I pondered the infatuations and worries of my former self. The big questions, now seeming so miniscule. And yet, how unchanged I truly am. At the heart of it all, I still strive for the same ideals, when keeping them vague enough. The want for success, even through the varying definitions. Of recognition, though my metric for satisfaction there is unrelentingly adjusting. And, of love. And the ideas associated thereafter, always still there and sometimes just as hidden away. Embarrassed, or some kin emotion, regarding how much the ideas of young romance held impact then, and how despite everything that has occurred since the lovesick kid resting his hairline against the cold bus window thought and hoped about his future, listening to the Gin Blossoms on the scratchy radio at front of the vehicle- somehow, that itch of a whispered idea still holds court often enough, even when to no avail. While so many of my same gendered peers would go on and on about what I deemed nonsense then, professional athletics being a chief among them- there was that melody and poetry about me. As it is still about now, though certainly more Waits than Bacharach. Though both elements exist, along with all the in-betweens.
And I’m glad for that. Not stupid enough to count on it ever occurring, I am still fool enough to hope that it might. Despite the many roads this life of mine has taken that have diverged my existence beyond not only my peer group, but much of the closely associated society at large- the desires still rage enough at the core to keep many an ember alive.

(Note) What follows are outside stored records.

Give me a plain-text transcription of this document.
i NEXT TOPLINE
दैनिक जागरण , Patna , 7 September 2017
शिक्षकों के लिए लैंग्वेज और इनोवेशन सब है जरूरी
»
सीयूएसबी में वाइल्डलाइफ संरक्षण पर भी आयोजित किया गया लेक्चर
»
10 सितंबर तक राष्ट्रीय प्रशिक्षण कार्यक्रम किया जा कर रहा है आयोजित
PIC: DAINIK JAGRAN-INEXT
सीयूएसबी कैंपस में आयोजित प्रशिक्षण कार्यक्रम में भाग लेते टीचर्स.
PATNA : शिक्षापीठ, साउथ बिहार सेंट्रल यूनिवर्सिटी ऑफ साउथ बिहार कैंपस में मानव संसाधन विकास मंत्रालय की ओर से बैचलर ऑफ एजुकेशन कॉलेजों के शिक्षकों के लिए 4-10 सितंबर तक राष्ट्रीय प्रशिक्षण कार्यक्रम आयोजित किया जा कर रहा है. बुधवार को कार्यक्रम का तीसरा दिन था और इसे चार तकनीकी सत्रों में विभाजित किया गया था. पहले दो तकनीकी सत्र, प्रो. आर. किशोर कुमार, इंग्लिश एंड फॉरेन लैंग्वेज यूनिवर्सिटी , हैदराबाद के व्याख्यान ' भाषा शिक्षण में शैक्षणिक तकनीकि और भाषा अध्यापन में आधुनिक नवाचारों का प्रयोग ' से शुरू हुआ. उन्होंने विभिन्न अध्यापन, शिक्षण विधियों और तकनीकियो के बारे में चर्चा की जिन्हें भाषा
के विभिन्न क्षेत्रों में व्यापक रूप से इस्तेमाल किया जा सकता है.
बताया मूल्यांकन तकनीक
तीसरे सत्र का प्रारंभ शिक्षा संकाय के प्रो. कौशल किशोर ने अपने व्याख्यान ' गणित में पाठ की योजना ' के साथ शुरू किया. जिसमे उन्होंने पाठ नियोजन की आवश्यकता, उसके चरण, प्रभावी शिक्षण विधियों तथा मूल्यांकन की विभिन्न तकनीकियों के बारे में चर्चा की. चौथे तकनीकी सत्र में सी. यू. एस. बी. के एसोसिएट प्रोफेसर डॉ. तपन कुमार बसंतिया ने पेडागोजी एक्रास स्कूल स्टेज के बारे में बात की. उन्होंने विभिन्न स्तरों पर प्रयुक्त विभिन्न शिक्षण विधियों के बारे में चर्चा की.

And unlike so many of those baseball card and football jersey wielding youths I was once surrounded by- the questions of what it means to be a man, internally, has held fast. Not fickle competition or instantly gratify accomplishment, no, those are ideas for children, and the lesser advanced among them. Perseverance- that’s the idea that they always missed. And obligation, not only to those whom you might find important, but to those ideals and stances that represent those inexplicable and yet universal understanding of greater good. That which lives beyond us, and not in the ‘religious’ and ‘spiritual’ ways- but in the actual. The way the stories of our dead live again in our retelling of them, and such.
Masculinity, according to yours truly, is not about dominance or acquisition. That reeks of little more than insecurity. It is about acceptance without capitulation. It is about management between fantasy and pragmatism, without surrendering either which way to either such extent of operation. It is about acknowledgement of limitations, and still fighting to defy them all the same. It is being determined without being stubborn.
Or so says I, with the caffeine vacating my blood stream, and the length and breadth of the day taking its toll on this consciousness, albeit only temporary.